Buddy Duress who plays Mike, who also to a degree was Mike, joined the directors on stage at the Rooftop Films screening at the Gawker HQ last night.
There is a good back story to the film about the directors Benny Safdie and Josh Safdie befriending Arielle in Chinatown. Each time they do a Q&A, they speak in awe of her, what she's lived through, lived past and revisited for the film.
When someone from the audience tried to pin a structure of exploitation on the directors, Duress interrupted to defended them. He was loud and vulnerable, talking at length about their real friendship and how the experience changed his life. Arielle would have been there to say the same, if she wasn't on a set filming another movie.
It's incredibly well crafted, of course, but it's real in an awful way. Futility hovers above everything. Happiness is minutia, a temporary hole that swallows you and spits you back out onto the sidewalk to take a bus and not go anywhere, to steal energy drinks from bodegas and resell them next door.

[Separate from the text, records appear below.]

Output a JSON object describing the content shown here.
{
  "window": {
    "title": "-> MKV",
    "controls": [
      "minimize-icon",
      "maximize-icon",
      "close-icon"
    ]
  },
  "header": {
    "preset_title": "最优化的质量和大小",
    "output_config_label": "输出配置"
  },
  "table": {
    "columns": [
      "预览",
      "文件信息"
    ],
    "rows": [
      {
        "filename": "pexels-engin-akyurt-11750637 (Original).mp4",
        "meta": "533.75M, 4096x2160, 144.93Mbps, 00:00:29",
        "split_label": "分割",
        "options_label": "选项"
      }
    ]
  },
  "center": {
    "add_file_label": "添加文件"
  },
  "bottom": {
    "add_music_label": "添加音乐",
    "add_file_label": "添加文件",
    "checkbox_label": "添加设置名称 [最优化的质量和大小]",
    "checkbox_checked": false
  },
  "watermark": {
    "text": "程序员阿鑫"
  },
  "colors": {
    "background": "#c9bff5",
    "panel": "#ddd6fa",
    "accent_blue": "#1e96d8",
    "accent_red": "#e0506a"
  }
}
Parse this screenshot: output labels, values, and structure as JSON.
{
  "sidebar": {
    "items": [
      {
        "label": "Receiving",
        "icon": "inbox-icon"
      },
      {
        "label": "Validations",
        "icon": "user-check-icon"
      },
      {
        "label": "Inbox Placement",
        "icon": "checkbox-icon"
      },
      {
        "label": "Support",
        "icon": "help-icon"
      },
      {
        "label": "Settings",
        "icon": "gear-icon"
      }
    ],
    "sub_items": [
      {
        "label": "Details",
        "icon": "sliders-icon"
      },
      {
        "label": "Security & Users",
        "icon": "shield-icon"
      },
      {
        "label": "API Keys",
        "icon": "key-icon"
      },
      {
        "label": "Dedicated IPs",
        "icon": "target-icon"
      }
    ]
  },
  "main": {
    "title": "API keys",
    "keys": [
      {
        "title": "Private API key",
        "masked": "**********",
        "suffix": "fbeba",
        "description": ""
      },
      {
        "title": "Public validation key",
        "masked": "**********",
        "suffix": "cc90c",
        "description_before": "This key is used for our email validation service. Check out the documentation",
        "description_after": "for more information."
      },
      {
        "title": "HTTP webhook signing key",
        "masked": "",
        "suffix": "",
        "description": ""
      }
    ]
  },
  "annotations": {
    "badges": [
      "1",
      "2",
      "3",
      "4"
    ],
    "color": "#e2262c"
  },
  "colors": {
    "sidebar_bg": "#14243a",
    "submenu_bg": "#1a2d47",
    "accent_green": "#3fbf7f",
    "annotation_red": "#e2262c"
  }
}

After everything was said, it seemed that the Safdies had made a film that was impossibly genuine. Not a caricature of addicts and their genre of suffering (like those of endless pop NYC crime shows for millions of casually sadist television consumers), not festering in cinematic despair (no offense to Noé), not glorifying while discarding, but not robbing it of fun either (the kind of rabid abandon of those fully aware being close to death in every meaning of the sense, of exploding and fading simultaneously). But that was the past. “The past is a nightmare,” one of the Safdies said last night. “You don't talk about the past.”